Here are examples of companies that were found guilty of false advertising:

  • Activia yogurt - Dannon stated that its yogurt had nutritional benefits other yogurts didn't. They had to pay $45 million in a class action settlement.
  • Splenda - Ads say it is made from sugar; but, that is not the case. It is made of highly-processed chemical compounds.
  • New Balance - One of their sneakers has been sold with claims to help consumers burn calories. No studies confirmed this and the shoe turned out to be an injury hazard.
  • Taco Bell seasoned beef - It was not really seasoned, but had oat filler. This tricked consumers into thinking it had a higher grade of beef.
  • Definity eye cream - An Olay ad showed the model Twiggy wrinkle-free and the ads were retouched.
  • Hyundai and KIA - These companies overstated the horsepower of their vehicles, as much as 9.6 percent.

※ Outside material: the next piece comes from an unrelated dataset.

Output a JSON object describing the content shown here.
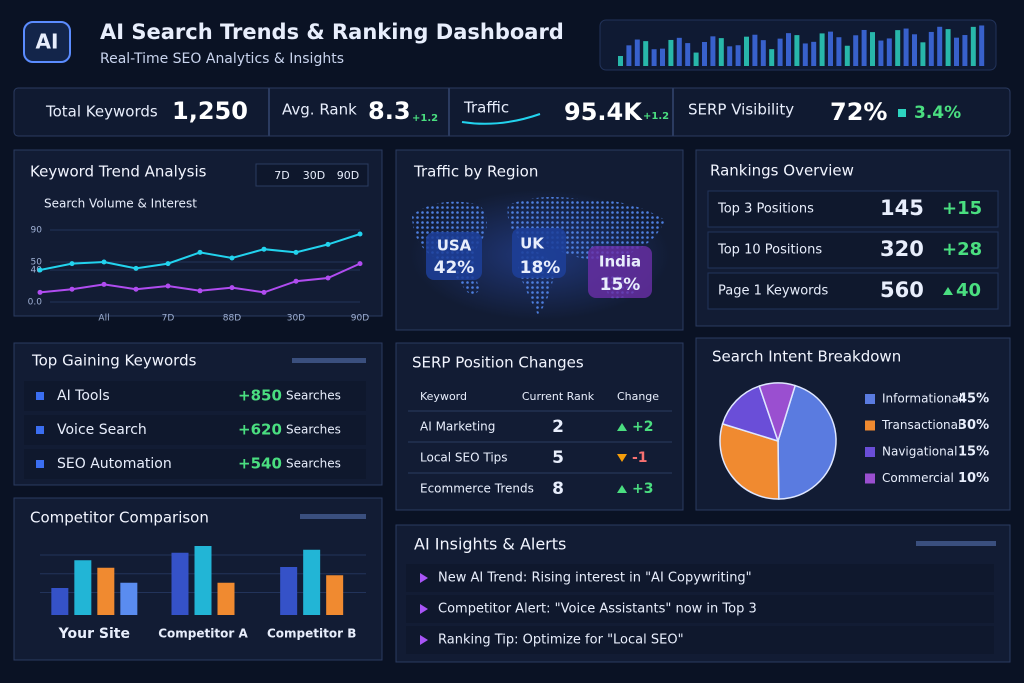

  • Airborne - It claimed to ward off germs to prevent the flu and colds, but no studies backed it up. Airborne had to pay $23.3 million in the class-action lawsuit and $7 million settlement later.
  • Kashi - The Company claimed their products are All Natural but they are full of synthetic and unnaturally processed ingredients and actually some that are considered hazardous.

Advertising, when used correctly, can be an effective way to promote and sell products. It can provide consumers with the information they need to make a smart shopping decision. However, false advertising is harmful to both the consumer and to the advertiser.